The control branch runs and its result is returned to the caller. The candidate branch runs in the same request (Ruby picks the execution order pseudo-randomly to avoid ordering bias); its result, timing, and any raised exception are captured. scientist then publishes a comparison — observed values, durations, diff flag — to a publisher the caller configures (logs, a metrics backend, etc). Candidate exceptions are swallowed before they reach the user so the experiment can't break production.

GitHub has used scientist on refactors of its core permissions system, Git backends, PR merge code, and other load-bearing paths. The library has ports to many languages (Python, Node, Go, Java, etc.), all following the same control/candidate/publish shape.

Role in the wiki

GitHub Issues search performance comparison (2025-05-13)

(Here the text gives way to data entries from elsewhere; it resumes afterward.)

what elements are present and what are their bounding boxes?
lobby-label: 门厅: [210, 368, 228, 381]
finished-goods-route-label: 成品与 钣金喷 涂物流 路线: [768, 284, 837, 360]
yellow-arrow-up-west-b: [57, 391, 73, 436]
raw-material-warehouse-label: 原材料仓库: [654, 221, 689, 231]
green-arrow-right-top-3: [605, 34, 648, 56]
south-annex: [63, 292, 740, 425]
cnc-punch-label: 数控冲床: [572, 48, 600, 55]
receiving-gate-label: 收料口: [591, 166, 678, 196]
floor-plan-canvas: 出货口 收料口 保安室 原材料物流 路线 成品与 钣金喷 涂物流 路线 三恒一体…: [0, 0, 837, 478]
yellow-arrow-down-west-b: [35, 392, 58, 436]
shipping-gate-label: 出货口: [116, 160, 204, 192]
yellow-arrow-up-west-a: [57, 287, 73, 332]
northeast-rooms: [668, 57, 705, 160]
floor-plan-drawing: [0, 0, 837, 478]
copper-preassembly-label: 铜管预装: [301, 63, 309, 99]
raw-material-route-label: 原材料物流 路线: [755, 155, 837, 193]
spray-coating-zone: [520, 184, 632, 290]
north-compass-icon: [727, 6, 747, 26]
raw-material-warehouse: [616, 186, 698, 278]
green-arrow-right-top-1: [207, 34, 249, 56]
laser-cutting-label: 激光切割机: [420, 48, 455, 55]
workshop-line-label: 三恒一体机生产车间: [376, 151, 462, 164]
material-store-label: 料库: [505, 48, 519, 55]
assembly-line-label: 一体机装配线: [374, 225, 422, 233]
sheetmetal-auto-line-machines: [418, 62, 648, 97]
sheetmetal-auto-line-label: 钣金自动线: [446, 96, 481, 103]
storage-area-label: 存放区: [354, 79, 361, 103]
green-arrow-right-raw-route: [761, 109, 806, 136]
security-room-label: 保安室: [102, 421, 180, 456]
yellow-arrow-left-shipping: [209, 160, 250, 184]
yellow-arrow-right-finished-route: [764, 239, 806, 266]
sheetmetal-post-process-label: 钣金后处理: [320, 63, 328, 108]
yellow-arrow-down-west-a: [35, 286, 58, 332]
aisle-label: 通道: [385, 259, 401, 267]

The 2025 Issues-search rewrite used scientist to compare performance of equivalent queries between the old flat-parser path and the new PEG-AST-recursive path on 1% of production traffic:

"For 1% of Issue searches, we ran equivalent queries against both the existing and the new search systems. We used scientist, GitHub's open source Ruby library, for carefully refactoring critical paths, to compare the performance of equivalent queries to ensure that there was no regression."

Complementary to the dark-ship diff harness that ran on a different 1% slice of traffic and logged result-count differences (see patterns/dark-ship-for-behavior-parity):

  • dark-ship → behaviour parity (did the result set change?)
  • scientist → performance parity (did latency regress? did the new path raise?)

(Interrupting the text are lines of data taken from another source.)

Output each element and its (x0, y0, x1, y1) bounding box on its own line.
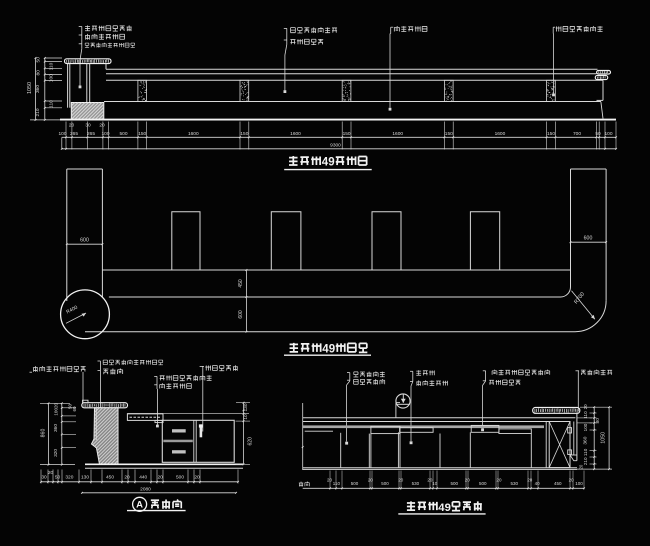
svg-text:450: 450 (238, 279, 244, 288)
svg-text:500: 500 (351, 481, 359, 486)
svg-text:49: 49 (322, 157, 335, 169)
svg-text:100: 100 (604, 131, 612, 137)
svg-text:100: 100 (58, 131, 66, 137)
svg-text:50: 50 (595, 131, 601, 137)
svg-text:210: 210 (35, 108, 41, 116)
svg-text:500: 500 (381, 481, 389, 486)
svg-text:110: 110 (333, 481, 341, 486)
svg-text:20: 20 (158, 475, 164, 481)
svg-text:150: 150 (138, 131, 146, 137)
svg-text:130: 130 (243, 403, 249, 411)
svg-text:600: 600 (80, 238, 89, 244)
svg-text:20: 20 (54, 403, 59, 409)
svg-text:20: 20 (48, 470, 54, 476)
svg-text:110: 110 (49, 100, 55, 108)
svg-text:20: 20 (579, 464, 584, 469)
svg-text:530: 530 (511, 481, 519, 486)
svg-text:150: 150 (445, 131, 453, 137)
svg-text:130: 130 (81, 475, 89, 481)
svg-text:1600: 1600 (392, 131, 403, 137)
svg-text:20: 20 (465, 478, 471, 483)
svg-text:150: 150 (343, 131, 351, 137)
svg-text:150: 150 (240, 131, 248, 137)
svg-text:20: 20 (368, 478, 374, 483)
svg-text:20: 20 (569, 478, 575, 483)
svg-text:2080: 2080 (140, 486, 151, 492)
svg-text:20: 20 (583, 404, 588, 410)
svg-text:1050: 1050 (27, 82, 33, 94)
svg-text:700: 700 (573, 131, 581, 137)
svg-text:500: 500 (176, 475, 184, 481)
svg-text:265: 265 (87, 131, 95, 137)
svg-text:110: 110 (583, 411, 588, 419)
svg-text:500: 500 (119, 131, 127, 137)
svg-text:450: 450 (554, 481, 562, 486)
svg-text:100: 100 (54, 408, 59, 416)
svg-text:10: 10 (432, 481, 438, 486)
svg-text:110: 110 (49, 62, 55, 70)
svg-text:20: 20 (398, 478, 404, 483)
svg-text:100: 100 (583, 423, 588, 431)
svg-text:80: 80 (36, 70, 42, 76)
svg-text:530: 530 (412, 481, 420, 486)
svg-text:20: 20 (124, 475, 130, 481)
svg-text:80: 80 (595, 418, 601, 424)
svg-text:360: 360 (35, 85, 41, 93)
svg-text:210: 210 (583, 457, 588, 465)
svg-text:20: 20 (527, 478, 533, 483)
svg-text:100: 100 (49, 74, 55, 82)
svg-text:40: 40 (535, 481, 541, 486)
svg-text:20: 20 (327, 478, 333, 483)
svg-text:30: 30 (85, 123, 91, 129)
svg-text:20: 20 (69, 123, 75, 129)
svg-text:265: 265 (70, 131, 78, 137)
svg-text:360: 360 (583, 436, 589, 444)
svg-text:1600: 1600 (188, 131, 199, 137)
svg-text:320: 320 (53, 449, 59, 457)
svg-text:A: A (136, 500, 143, 511)
svg-text:20: 20 (496, 478, 502, 483)
svg-text:10: 10 (243, 414, 249, 420)
svg-text:60: 60 (72, 406, 77, 412)
svg-text:860: 860 (40, 429, 46, 438)
svg-text:320: 320 (65, 475, 73, 481)
svg-text:600: 600 (238, 310, 244, 319)
svg-text:500: 500 (450, 481, 458, 486)
svg-text:360: 360 (53, 424, 59, 432)
svg-text:110: 110 (583, 448, 588, 456)
svg-text:1050: 1050 (601, 432, 607, 444)
svg-text:450: 450 (106, 475, 114, 481)
svg-text:50: 50 (36, 57, 42, 63)
svg-text:1600: 1600 (495, 131, 506, 137)
svg-text:150: 150 (547, 131, 555, 137)
svg-text:20: 20 (194, 475, 200, 481)
svg-text:49: 49 (322, 343, 335, 355)
svg-text:440: 440 (139, 475, 147, 481)
svg-text:50: 50 (55, 475, 61, 481)
svg-text:600: 600 (584, 236, 593, 242)
svg-text:20: 20 (99, 123, 105, 129)
svg-text:1600: 1600 (290, 131, 301, 137)
svg-text:100: 100 (101, 131, 109, 137)
svg-text:620: 620 (247, 437, 253, 446)
svg-text:500: 500 (479, 481, 487, 486)
svg-text:30: 30 (41, 475, 47, 481)
svg-text:100: 100 (575, 481, 583, 486)
svg-text:49: 49 (438, 502, 451, 514)
svg-text:9300: 9300 (330, 143, 341, 149)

Either harness alone misses one half; GitHub ran both. (Source: sources/2025-05-13-github-github-issues-search-now-supports-nested-queries-and-boolean)

Why scientist vs a hand-rolled A/B

The post names scientist specifically — out of all the possible ways to compare two code paths — because it bakes in defaults that otherwise have to be reinvented on every refactor:

  • Candidate-exception isolation: if the new path raises, the user sees the control result; the experiment records the exception rather than breaking production.
  • Random execution order: eliminates systemic bias from warm-cache / cold-cache effects on the first branch to run.
  • Pluggable publisher: comparison data goes wherever the team already sends metrics; no new dashboard needed.
  • Sampling hook: e.run_if { rand < 0.01 } makes the 1% sample a single-line concern, not a custom harness.

Caveats

  • scientist runs both branches in-process, synchronously — it approximately doubles the critical-path work for the sampled fraction of requests. Expectation is 1–5% sampling; 100% would likely exceed latency budgets. (GitHub's 1% is the typical figure.)
  • scientist is for read-path refactors, where running both branches is side-effect-free. For write paths, use patterns/dual-write-migration or a shadow queue instead — scientist doesn't ship write-path isolation.
  • scientist surfaces observations, not causal root-cause analysis. Someone still has to triage the diff stream.